The researchers conducted a retrospective cohort analysis that evaluated 10,996 patients with IPF who were privately insured or Medicare Advantage beneficiaries. Patients were categorized by nontreatment (n = 8,095; mean age, 73.9 years), those who filled a prescription for pirfenidone (Esbriet, Genentech; = 1,448; mean age, 71.9 years) or those who filled a prescription for nintedanib (Ofev, Boehringer Ingelheim; n = 1,453; mean age, 72.1 years) from October 2014 to July 2019.

The primary outcome was adoption of pirfenidone or nintedanib during the study period. Secondary outcomes included medication persistence and costs of each prescription drug.

Both pirfenidone and nintedanib were approved by the FDA in 2014. Following approval, only 26.4% of patients with IPF in this study initiated treatment; the adoption of pirfenidone or nintedanib was comparable at 13.2%, according to the results.

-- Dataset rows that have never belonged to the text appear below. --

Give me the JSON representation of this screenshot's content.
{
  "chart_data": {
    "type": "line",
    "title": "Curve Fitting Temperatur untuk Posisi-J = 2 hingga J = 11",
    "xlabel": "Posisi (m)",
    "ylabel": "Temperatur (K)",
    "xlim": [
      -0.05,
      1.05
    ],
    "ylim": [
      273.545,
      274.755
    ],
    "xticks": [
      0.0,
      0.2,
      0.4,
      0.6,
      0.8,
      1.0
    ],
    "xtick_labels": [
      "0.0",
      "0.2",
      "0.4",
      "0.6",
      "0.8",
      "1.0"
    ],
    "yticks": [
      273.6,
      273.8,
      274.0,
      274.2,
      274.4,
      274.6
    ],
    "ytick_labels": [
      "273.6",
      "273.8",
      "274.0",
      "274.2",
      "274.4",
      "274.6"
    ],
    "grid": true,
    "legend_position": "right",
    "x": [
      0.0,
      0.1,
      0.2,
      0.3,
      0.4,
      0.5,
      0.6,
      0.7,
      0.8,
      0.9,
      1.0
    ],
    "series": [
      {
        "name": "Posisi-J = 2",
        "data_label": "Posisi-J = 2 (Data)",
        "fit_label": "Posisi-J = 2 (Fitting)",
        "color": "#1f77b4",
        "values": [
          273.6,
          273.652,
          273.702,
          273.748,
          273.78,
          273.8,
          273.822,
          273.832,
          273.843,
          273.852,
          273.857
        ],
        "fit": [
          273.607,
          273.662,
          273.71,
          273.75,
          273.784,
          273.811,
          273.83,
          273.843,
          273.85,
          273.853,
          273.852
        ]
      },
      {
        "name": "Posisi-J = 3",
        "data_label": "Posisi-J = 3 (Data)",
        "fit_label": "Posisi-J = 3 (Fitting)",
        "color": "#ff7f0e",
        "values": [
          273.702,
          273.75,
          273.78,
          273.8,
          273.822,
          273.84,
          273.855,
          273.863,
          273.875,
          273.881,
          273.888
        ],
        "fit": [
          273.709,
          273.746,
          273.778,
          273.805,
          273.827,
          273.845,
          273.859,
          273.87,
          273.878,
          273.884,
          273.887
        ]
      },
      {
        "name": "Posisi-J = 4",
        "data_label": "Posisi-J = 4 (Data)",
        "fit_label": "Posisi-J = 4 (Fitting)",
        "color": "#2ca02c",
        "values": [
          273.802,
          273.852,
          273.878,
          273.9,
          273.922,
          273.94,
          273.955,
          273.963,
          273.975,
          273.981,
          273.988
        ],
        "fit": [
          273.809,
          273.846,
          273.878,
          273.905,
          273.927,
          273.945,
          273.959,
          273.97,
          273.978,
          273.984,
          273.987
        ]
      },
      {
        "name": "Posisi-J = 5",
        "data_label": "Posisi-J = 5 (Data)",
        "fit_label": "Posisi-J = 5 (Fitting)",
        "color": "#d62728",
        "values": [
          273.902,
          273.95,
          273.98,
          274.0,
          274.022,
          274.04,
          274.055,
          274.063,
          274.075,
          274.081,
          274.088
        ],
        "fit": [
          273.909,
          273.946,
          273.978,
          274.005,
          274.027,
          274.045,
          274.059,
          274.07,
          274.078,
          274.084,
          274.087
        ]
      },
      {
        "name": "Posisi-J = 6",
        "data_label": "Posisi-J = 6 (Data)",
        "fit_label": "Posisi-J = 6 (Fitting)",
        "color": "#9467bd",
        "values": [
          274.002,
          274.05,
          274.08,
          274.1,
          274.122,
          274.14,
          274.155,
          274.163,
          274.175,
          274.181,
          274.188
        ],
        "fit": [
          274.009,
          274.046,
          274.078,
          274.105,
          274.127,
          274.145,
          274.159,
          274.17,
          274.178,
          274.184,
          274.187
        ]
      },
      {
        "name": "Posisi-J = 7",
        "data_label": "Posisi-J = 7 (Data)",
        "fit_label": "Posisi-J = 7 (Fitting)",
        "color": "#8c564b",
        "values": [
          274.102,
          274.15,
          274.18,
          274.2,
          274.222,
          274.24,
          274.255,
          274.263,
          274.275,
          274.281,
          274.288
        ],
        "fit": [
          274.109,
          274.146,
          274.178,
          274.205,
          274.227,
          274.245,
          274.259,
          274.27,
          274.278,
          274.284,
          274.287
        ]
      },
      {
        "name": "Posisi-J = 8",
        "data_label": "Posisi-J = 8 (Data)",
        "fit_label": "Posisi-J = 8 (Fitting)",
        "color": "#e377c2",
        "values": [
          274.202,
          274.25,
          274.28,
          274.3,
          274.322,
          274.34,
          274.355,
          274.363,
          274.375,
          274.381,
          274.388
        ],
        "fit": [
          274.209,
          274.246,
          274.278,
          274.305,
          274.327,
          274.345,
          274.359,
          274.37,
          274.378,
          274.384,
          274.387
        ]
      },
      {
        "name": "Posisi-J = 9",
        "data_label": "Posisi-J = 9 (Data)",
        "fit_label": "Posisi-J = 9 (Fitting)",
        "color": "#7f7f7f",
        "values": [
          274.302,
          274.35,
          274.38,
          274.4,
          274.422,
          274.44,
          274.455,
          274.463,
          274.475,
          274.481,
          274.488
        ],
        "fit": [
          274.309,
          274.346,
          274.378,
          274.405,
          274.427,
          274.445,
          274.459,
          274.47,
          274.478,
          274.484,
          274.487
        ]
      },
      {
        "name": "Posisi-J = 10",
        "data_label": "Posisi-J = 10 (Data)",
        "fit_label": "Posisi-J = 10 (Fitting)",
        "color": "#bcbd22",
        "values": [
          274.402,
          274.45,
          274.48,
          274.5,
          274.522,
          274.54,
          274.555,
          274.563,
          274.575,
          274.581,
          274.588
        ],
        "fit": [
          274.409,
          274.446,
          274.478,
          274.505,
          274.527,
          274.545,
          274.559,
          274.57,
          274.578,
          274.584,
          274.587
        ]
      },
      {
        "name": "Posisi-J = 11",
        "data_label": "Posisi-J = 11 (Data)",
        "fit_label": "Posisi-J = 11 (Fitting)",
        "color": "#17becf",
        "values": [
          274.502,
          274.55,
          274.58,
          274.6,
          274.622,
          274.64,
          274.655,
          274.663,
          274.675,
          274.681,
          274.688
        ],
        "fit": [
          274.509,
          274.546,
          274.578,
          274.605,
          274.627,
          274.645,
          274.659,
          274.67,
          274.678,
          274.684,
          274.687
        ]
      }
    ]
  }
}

Patients who received treatment with either medication tended to be younger (72 years vs. 73.9 years) and have fewer comorbidities (3.9 comorbidities vs. 4.9 comorbidities) compared with patients who did not receive either medication (P < .0001 for both). In addition, men were more likely than women to receive treatment with either medication (30% vs. 21.9%; P < .0001), according to the results.

During the study period, 42.8% of patients discontinued pirfenidone or nintedanib.

According to the researchers, out-of-pocket costs were high for patients who received pirfenidone (mean cost per month, $394.49) and nintedanib (mean cost per month, $397.51). Patients with commercial insurance paid less out of pocket for pirfenidone ($123.53 vs. $434.11) and nintedanib ($172.90 vs. $434.22) compared with Medicare Advantage beneficiaries. Both medications cost more than $106,000 per year, according to the results.

“High out-of-pocket costs represent one potential obstacle to the adoption of the medications,” the researchers wrote. “Further real-world cohort analyses, including cost-effectiveness studies, are needed to help answer the lingering questions surrounding the use of pirfenidone and nintedanib in everyday clinical practice.”